Da die angegriffene Werbung nach Ansicht des Senats den Inhalt habe, bei dem System der Klägerin werde – anders als bei anderen Systemen – Kaffee zubereitet, ohne dass Verpackungsabfall entstehe, fehle ihr jeder unangemessen abfällige, abwertende oder unsachliche Charakter.
Kein Verstoß gegen § 6 Abs. 2 Nr. 2 UWG
Nach § 6 Abs. 2 Nr. 2 UWG handelt unlauter, wer vergleichend wirbt, wenn der Vergleich nicht objektiv auf eine oder mehrere wesentliche, relevante, nachprüfbare und typische Eigenschaften der Waren bezogen ist.
Beim Verständnis des Slogans dahin, dass bei dem System der Beklagten – anders als bei Kapselsystemen – kein Verpackungsabfall anfalle, ist der Vergleich aber gerade objektiv auf eine wesentliche, relevante, nachprüfbare und typische Eigenschaft der verglichenen Kaffeezubereitungssysteme bezogen.

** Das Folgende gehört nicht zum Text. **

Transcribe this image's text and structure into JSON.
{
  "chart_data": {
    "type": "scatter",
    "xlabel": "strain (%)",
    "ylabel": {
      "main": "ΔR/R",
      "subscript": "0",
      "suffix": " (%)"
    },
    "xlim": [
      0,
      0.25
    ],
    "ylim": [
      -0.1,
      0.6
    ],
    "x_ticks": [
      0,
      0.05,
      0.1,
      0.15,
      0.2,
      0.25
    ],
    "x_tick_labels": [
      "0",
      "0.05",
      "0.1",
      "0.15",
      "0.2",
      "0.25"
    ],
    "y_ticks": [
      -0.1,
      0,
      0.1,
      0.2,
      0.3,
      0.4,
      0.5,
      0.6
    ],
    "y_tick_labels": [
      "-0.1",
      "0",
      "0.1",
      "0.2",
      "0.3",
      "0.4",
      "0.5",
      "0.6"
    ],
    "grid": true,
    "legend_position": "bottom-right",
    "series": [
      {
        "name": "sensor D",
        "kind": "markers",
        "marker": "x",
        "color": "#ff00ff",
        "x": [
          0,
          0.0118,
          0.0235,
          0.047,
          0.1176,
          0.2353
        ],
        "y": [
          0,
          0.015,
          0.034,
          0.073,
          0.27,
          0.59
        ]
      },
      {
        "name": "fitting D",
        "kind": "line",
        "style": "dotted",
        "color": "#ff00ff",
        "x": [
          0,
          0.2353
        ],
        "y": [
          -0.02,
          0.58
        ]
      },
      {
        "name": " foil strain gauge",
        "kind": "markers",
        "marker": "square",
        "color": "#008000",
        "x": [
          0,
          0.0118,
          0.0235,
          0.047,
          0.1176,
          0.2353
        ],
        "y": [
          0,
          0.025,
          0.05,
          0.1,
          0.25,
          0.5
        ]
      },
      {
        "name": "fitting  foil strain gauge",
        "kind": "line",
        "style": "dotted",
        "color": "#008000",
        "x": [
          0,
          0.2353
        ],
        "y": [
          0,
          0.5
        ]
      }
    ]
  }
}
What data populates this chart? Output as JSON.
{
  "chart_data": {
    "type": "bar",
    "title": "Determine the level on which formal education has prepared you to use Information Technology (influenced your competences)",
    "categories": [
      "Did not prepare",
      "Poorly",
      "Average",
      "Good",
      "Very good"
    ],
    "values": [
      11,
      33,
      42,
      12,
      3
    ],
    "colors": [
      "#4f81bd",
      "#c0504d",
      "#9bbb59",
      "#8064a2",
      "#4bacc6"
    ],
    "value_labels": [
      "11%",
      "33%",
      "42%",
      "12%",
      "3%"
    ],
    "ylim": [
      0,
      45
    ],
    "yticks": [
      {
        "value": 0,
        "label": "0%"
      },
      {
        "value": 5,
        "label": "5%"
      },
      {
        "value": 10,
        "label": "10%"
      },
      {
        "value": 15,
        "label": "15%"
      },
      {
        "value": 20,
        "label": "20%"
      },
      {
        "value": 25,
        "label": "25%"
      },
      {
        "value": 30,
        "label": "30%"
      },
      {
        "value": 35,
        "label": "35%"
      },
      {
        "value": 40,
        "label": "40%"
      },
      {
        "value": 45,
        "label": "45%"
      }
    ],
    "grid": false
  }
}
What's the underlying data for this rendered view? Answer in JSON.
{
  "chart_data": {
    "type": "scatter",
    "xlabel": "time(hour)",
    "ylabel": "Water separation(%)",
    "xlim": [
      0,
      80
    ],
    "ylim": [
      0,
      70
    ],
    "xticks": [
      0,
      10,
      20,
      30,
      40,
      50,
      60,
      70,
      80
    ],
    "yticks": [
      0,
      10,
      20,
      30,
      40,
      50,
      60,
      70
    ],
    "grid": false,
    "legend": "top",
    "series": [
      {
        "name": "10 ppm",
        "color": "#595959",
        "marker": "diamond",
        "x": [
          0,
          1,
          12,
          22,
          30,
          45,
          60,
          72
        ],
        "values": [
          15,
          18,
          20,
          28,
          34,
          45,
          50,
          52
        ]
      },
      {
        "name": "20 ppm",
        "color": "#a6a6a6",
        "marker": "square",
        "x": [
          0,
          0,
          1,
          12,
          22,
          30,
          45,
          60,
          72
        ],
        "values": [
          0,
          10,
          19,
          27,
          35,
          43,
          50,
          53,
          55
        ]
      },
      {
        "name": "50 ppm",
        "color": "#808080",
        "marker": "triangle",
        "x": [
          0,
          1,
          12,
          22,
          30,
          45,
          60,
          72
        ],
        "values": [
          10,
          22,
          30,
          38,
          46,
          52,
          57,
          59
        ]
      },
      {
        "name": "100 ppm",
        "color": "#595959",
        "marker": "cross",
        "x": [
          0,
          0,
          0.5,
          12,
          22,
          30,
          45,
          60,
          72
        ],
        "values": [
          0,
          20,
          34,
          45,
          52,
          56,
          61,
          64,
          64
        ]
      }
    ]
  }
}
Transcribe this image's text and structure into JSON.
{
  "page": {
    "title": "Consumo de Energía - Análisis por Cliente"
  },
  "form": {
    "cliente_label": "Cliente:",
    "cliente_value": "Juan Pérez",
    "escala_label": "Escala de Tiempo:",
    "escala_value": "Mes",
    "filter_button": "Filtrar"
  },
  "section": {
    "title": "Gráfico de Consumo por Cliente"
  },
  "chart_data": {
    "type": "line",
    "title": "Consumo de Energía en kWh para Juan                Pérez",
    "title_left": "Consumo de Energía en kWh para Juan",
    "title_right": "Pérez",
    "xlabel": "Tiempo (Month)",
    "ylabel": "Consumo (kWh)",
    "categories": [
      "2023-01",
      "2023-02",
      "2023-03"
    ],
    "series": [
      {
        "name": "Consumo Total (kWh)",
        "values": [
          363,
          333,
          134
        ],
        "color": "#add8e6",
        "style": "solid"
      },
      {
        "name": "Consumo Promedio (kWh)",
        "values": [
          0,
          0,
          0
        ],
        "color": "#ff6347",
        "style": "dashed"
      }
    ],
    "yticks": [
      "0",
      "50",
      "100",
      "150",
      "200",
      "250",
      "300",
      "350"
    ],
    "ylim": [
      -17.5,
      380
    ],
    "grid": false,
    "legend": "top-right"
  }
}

Keine irreführende Werbung i.S.d. § 5 Abs. 1, 3 UWG
Darüber hinaus liegt nach Ansicht des Senats auch keine irreführende Werbung vor.
Das LG habe zutreffend festgestellt, dass die angegriffene Werbung nicht besagt, beim System der Beklagten werde gar kein Abfall produziert, sondern lediglich, es falle kein zusätzlicher Abfall in Form von Kapseln an. Wegen des allgemein bekannten Umstands, dass der für das System der Beklagten benötigte Kaffee ebenso wie die Kapseln der Klägerin nur in einer Verpackung erworben werden kann, verstünden die angesprochenen Verkehrskreise die Werbung lediglich dahin, dass kein darüber hinausgehender, durch die Portionierung bedingter Abfall verursacht werde. Diese Aussage sei zutreffend.